First off I soaked the cappings in a bucket of water overnight to help wash off the honey residue. I strained the cappings and then put them into my rice cooker with a cup or so of water. I hasten to add that I will no longer be using this rice cooker for cooking rice since it is near impossible to clean all the wax off (even if I wanted to try)! You will notice I've put newspaper down to protect the garage floor, just in case of any spills.

Next I put some water in my rice cooker, maybe a cup or so, then filled up the pan with cappings. I turned the cooker on to "cook" to melt the wax. This happens quite fast, maybe 20 or so minutes. I turned the pan often to agitate the wax to allow for better melting. I should note that it is necessary to keep a close eye on the wax during this process, as it can eaisly boil and there is a risk of it catching fire. If it looked close to boiling, I turned it to the "warm" function. When it was completely melted, I turned the cooker off altogether.

Next step was to fill the molds with wax. I used a combination of old milk cartons and some square plastic containers that used to contain baking soda (400g). The milk cartons did not require any priming but I sprayed the plastic ones with oil to help with the removal of the hardened wax later.
Using my ladle with handy pourer I scooped out wax and ladled it into the molds straining it through muslin that I had secured over the tops of the containers using a rubber band.

Once all the wax was used up, the molds were filled, the wax was left to cool and harden (overnight).
I removed the wax from the molds and repeated the process until I had used up all of the cappings.
So that's basically one way to process beeswax. I will probably melt and strain it all again before using to clean it up even more. I will say this though, it takes a lot of cappings to get a decent amount of wax. From twice filling the rice cooker I got 810g of wax.

NOTE- The water added to the pan separates from the wax and can easily be drained away. I did this into a bucket and put it on the garden. For all the cleaning up afterwards too, I used a bucket and very hot water. The used muslin and the 'brown gunk' left behind from cleaning the wax went into the compost. As you would imagine, it is not a good idea to tip anything from this process down your sink as once cooled any wax will block up your plumbing!

Now I have a good amount of wax to use in various craft projects, lip balm, hand cream, candles (maybe tealights to start off) etc.

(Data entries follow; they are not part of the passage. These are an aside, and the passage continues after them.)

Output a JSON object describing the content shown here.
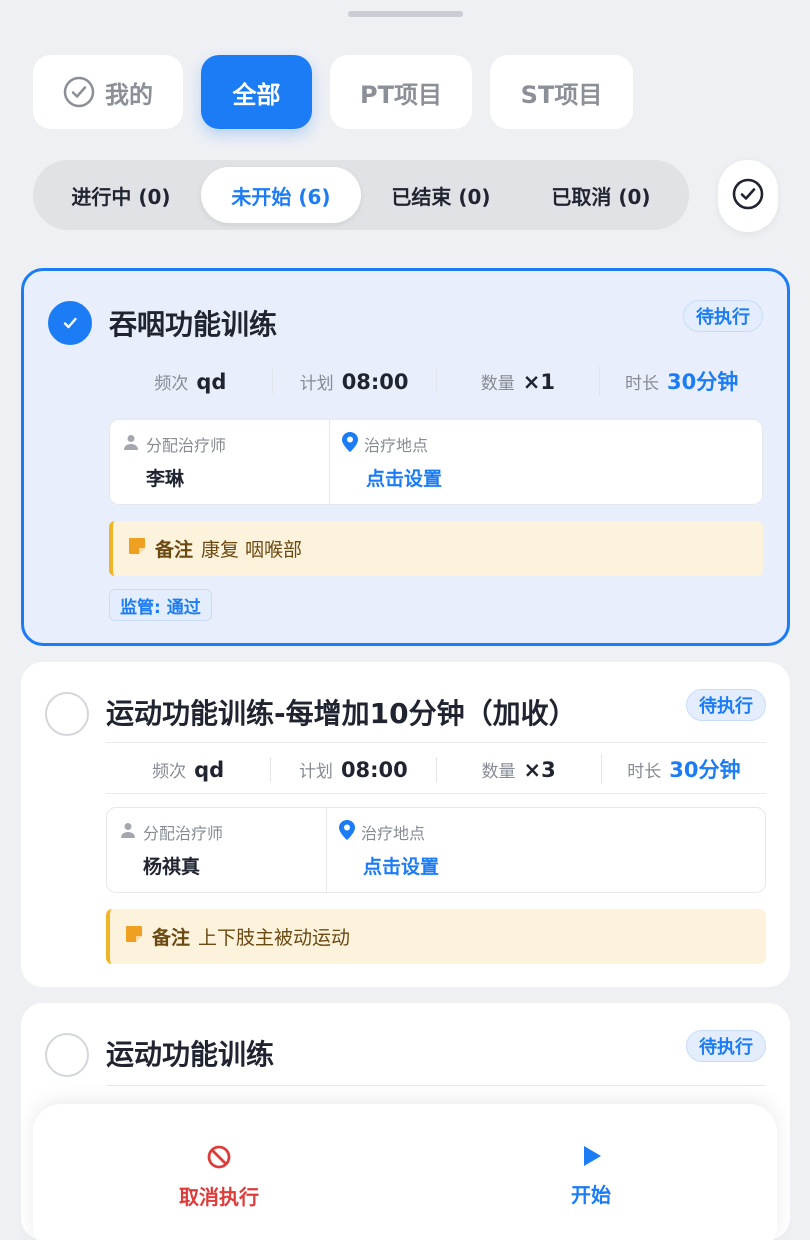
{
  "top_tabs": [
    {
      "label": "我的",
      "icon": "check-circle-icon"
    },
    {
      "label": "全部"
    },
    {
      "label": "PT项目"
    },
    {
      "label": "ST项目"
    }
  ],
  "status_tabs": [
    "进行中 (0)",
    "未开始 (6)",
    "已结束 (0)",
    "已取消 (0)"
  ],
  "colors": {
    "accent": "#1b7cf5",
    "danger": "#e03b3b",
    "note_bg": "#fdf2dc"
  },
  "labels": {
    "freq": "频次",
    "plan": "计划",
    "qty": "数量",
    "duration": "时长",
    "therapist": "分配治疗师",
    "location": "治疗地点",
    "note": "备注"
  },
  "cards": [
    {
      "title": "吞咽功能训练",
      "status": "待执行",
      "selected": true,
      "freq": "qd",
      "plan": "08:00",
      "qty": "×1",
      "duration": "30分钟",
      "therapist": "李琳",
      "location": "点击设置",
      "note": "康复 咽喉部",
      "supervision": "监管: 通过"
    },
    {
      "title": "运动功能训练-每增加10分钟（加收）",
      "status": "待执行",
      "selected": false,
      "freq": "qd",
      "plan": "08:00",
      "qty": "×3",
      "duration": "30分钟",
      "therapist": "杨祺真",
      "location": "点击设置",
      "note": "上下肢主被动运动"
    },
    {
      "title": "运动功能训练",
      "status": "待执行",
      "selected": false
    }
  ],
  "bottom": {
    "cancel_label": "取消执行",
    "start_label": "开始"
  }
}
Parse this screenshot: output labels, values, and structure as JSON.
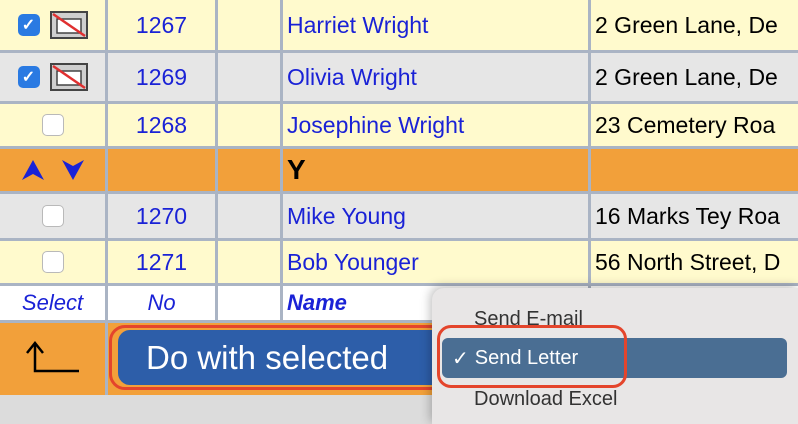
{
  "rows": [
    {
      "checked": true,
      "no": "1267",
      "name": "Harriet Wright",
      "address": "2 Green Lane, De"
    },
    {
      "checked": true,
      "no": "1269",
      "name": "Olivia Wright",
      "address": "2 Green Lane, De"
    },
    {
      "checked": false,
      "no": "1268",
      "name": "Josephine Wright",
      "address": "23 Cemetery Roa"
    },
    {
      "letter": "Y"
    },
    {
      "checked": false,
      "no": "1270",
      "name": "Mike Young",
      "address": "16 Marks Tey Roa"
    },
    {
      "checked": false,
      "no": "1271",
      "name": "Bob Younger",
      "address": "56 North Street, D"
    }
  ],
  "header": {
    "select": "Select",
    "no": "No",
    "name": "Name"
  },
  "action": {
    "label": "Do with selected"
  },
  "menu": {
    "items": [
      "Send E-mail",
      "Send Letter",
      "Download Excel"
    ],
    "selected": "Send Letter",
    "check": "✓"
  },
  "colors": {
    "link": "#1a22d6",
    "orange": "#f2a03a",
    "highlight": "#e4452c",
    "menu_selected": "#4a6e93"
  },
  "icons": {
    "mail_off": "mail-crossed-icon",
    "up": "up-arrow-icon",
    "down": "down-arrow-icon",
    "return": "return-arrow-icon"
  }
}
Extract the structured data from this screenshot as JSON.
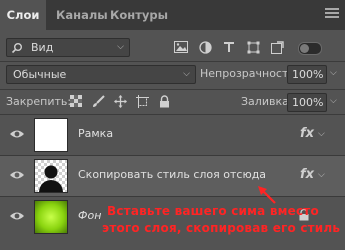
{
  "tabs": [
    {
      "label": "Слои",
      "active": true
    },
    {
      "label": "Каналы",
      "active": false
    },
    {
      "label": "Контуры",
      "active": false
    }
  ],
  "filter": {
    "kind_label": "Вид"
  },
  "blend": {
    "mode": "Обычные",
    "opacity_label": "Непрозрачность:",
    "opacity_value": "100%"
  },
  "lock": {
    "label": "Закрепить:",
    "fill_label": "Заливка:",
    "fill_value": "100%"
  },
  "layers": [
    {
      "name": "Рамка",
      "has_fx": true,
      "selected": false,
      "thumb": "white"
    },
    {
      "name": "Скопировать стиль слоя отсюда",
      "has_fx": true,
      "selected": true,
      "thumb": "silhouette"
    },
    {
      "name": "Фон",
      "has_fx": false,
      "selected": false,
      "thumb": "green-glow",
      "locked": true
    }
  ],
  "annotation": {
    "line1": "Вставьте вашего сима вместо",
    "line2": "этого слоя, скопировав его стиль",
    "color": "#ff2424"
  }
}
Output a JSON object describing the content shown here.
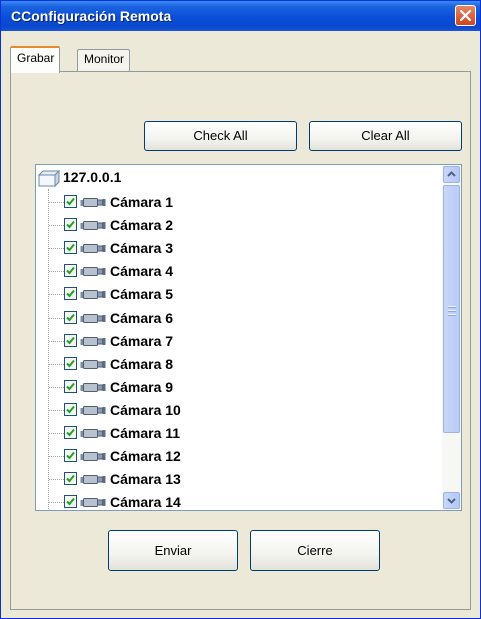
{
  "window": {
    "title": "CConfiguración Remota"
  },
  "tabs": [
    {
      "label": "Grabar",
      "active": true
    },
    {
      "label": "Monitor",
      "active": false
    }
  ],
  "buttons": {
    "check_all": "Check All",
    "clear_all": "Clear All",
    "send": "Enviar",
    "close": "Cierre"
  },
  "tree": {
    "root": "127.0.0.1",
    "items": [
      {
        "label": "Cámara 1",
        "checked": true
      },
      {
        "label": "Cámara 2",
        "checked": true
      },
      {
        "label": "Cámara 3",
        "checked": true
      },
      {
        "label": "Cámara 4",
        "checked": true
      },
      {
        "label": "Cámara 5",
        "checked": true
      },
      {
        "label": "Cámara 6",
        "checked": true
      },
      {
        "label": "Cámara 7",
        "checked": true
      },
      {
        "label": "Cámara 8",
        "checked": true
      },
      {
        "label": "Cámara 9",
        "checked": true
      },
      {
        "label": "Cámara 10",
        "checked": true
      },
      {
        "label": "Cámara 11",
        "checked": true
      },
      {
        "label": "Cámara 12",
        "checked": true
      },
      {
        "label": "Cámara 13",
        "checked": true
      },
      {
        "label": "Cámara 14",
        "checked": true
      }
    ]
  },
  "colors": {
    "titlebar": "#0A4ED8",
    "face": "#ECE9D8",
    "check": "#21A121",
    "tab_highlight": "#E68B2C"
  },
  "icons": {
    "close": "close-icon",
    "root": "computer-icon",
    "camera": "camera-icon",
    "checkbox": "checkmark-icon"
  }
}
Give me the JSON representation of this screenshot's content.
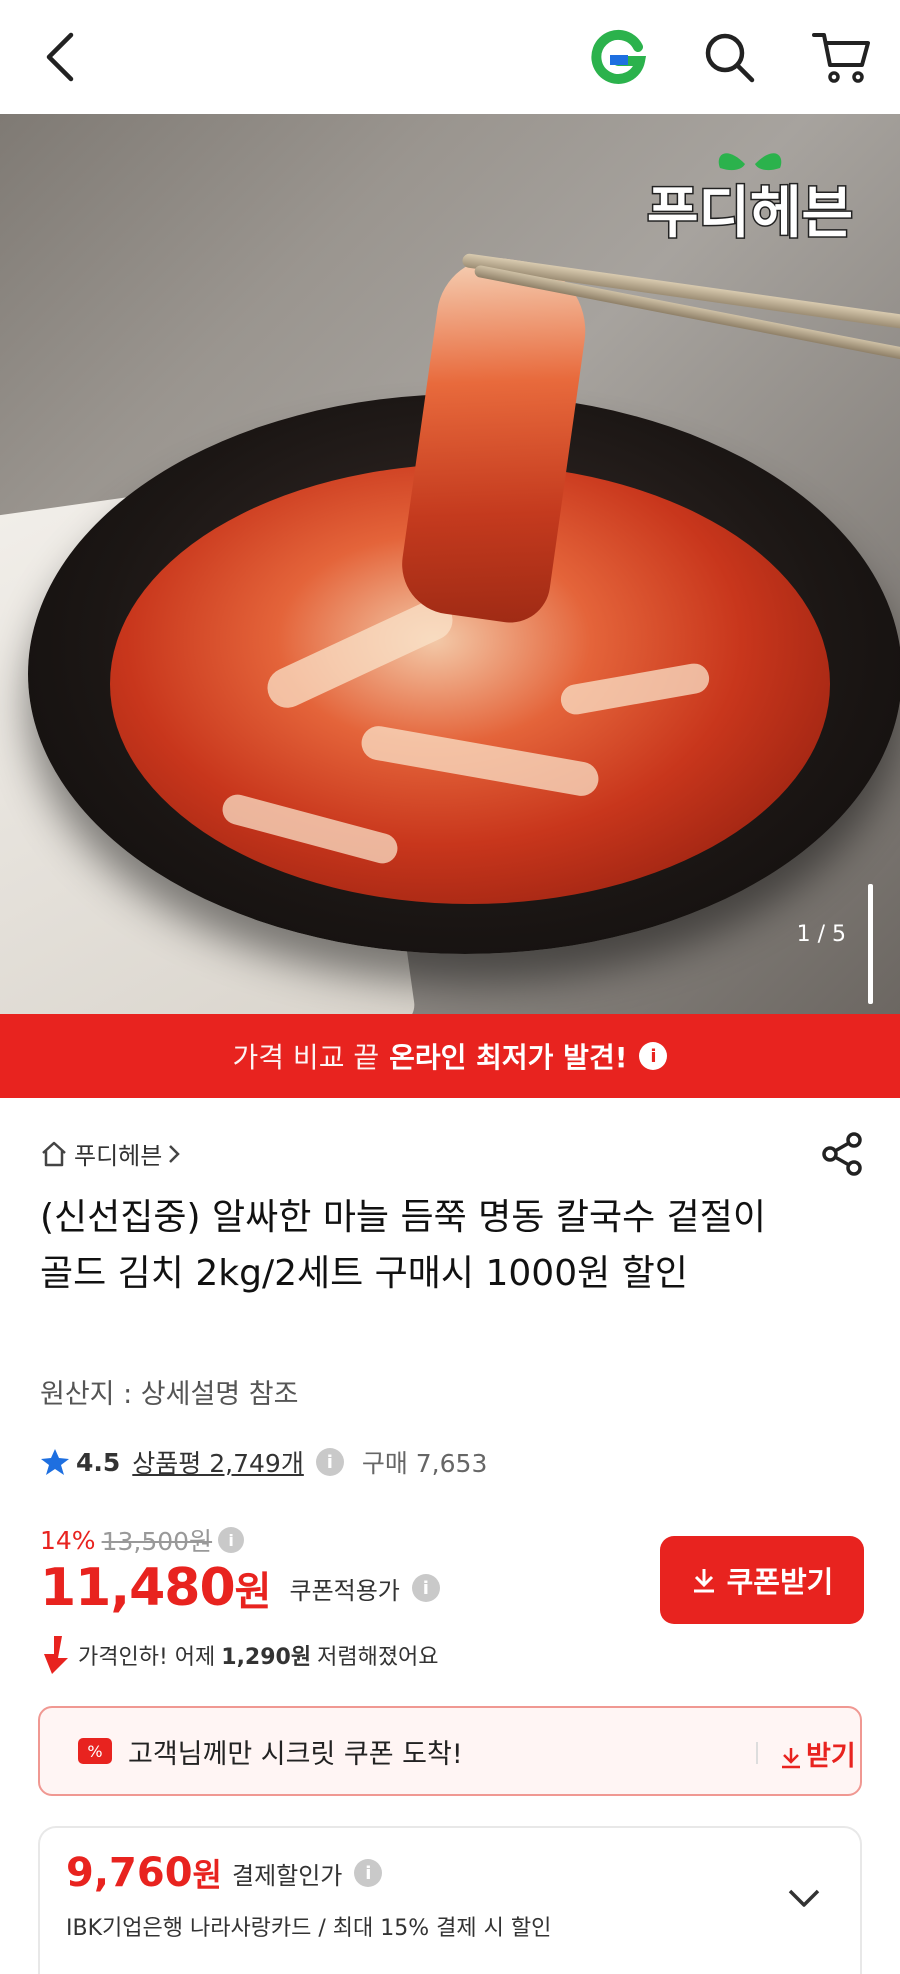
{
  "header": {
    "back_icon": "back-arrow-icon",
    "g_logo_icon": "g-logo-icon",
    "search_icon": "search-icon",
    "cart_icon": "cart-icon"
  },
  "hero": {
    "brand_logo_text": "푸디헤븐",
    "indicator": "1 / 5"
  },
  "promo_banner": {
    "light_text": "가격 비교 끝",
    "bold_text": "온라인 최저가 발견!",
    "color": "#e8231f"
  },
  "product": {
    "store_name": "푸디헤븐",
    "title": "(신선집중) 알싸한 마늘 듬쭉 명동 칼국수 겉절이 골드 김치 2kg/2세트 구매시 1000원 할인",
    "origin": "원산지 : 상세설명 참조",
    "rating": "4.5",
    "review_label": "상품평 2,749개",
    "purchase_count": "구매 7,653",
    "discount_pct": "14%",
    "original_price": "13,500원",
    "price": "11,480",
    "price_unit": "원",
    "coupon_applied_label": "쿠폰적용가",
    "coupon_button_label": "쿠폰받기",
    "price_drop_prefix": "가격인하! 어제",
    "price_drop_amount": "1,290원",
    "price_drop_suffix": "저렴해졌어요"
  },
  "secret_coupon": {
    "tag": "%",
    "text": "고객님께만 시크릿 쿠폰 도착!",
    "get_label": "받기"
  },
  "card_discount": {
    "price": "9,760",
    "price_unit": "원",
    "label": "결제할인가",
    "description": "IBK기업은행 나라사랑카드 / 최대 15% 결제 시 할인"
  },
  "colors": {
    "accent": "#e8231f",
    "star": "#1e6fe0",
    "g_green": "#2bb24c"
  }
}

Have you processed beeswax? How did you do it? What do you use it for?


Charlotte Scott said...

And isn't the smell the best part of beeswax? Mmmmm.

Cabbage Tree Farm said...

Yes it sure does smell wonderful :-)

Tanya Murray said...

This is a great post and the pictures are very helpful. I would like to add it to my post on additional salve making. One thing I am confused about is the water. Does that separate in the mould when cooled and when you take them out of the mould does that just run off?

Cabbage Tree Farm said...

Hi Tanya, oops, I forgot to mention that. Yes it separates in the mould and I just drained it off. Thanks I will amend my post.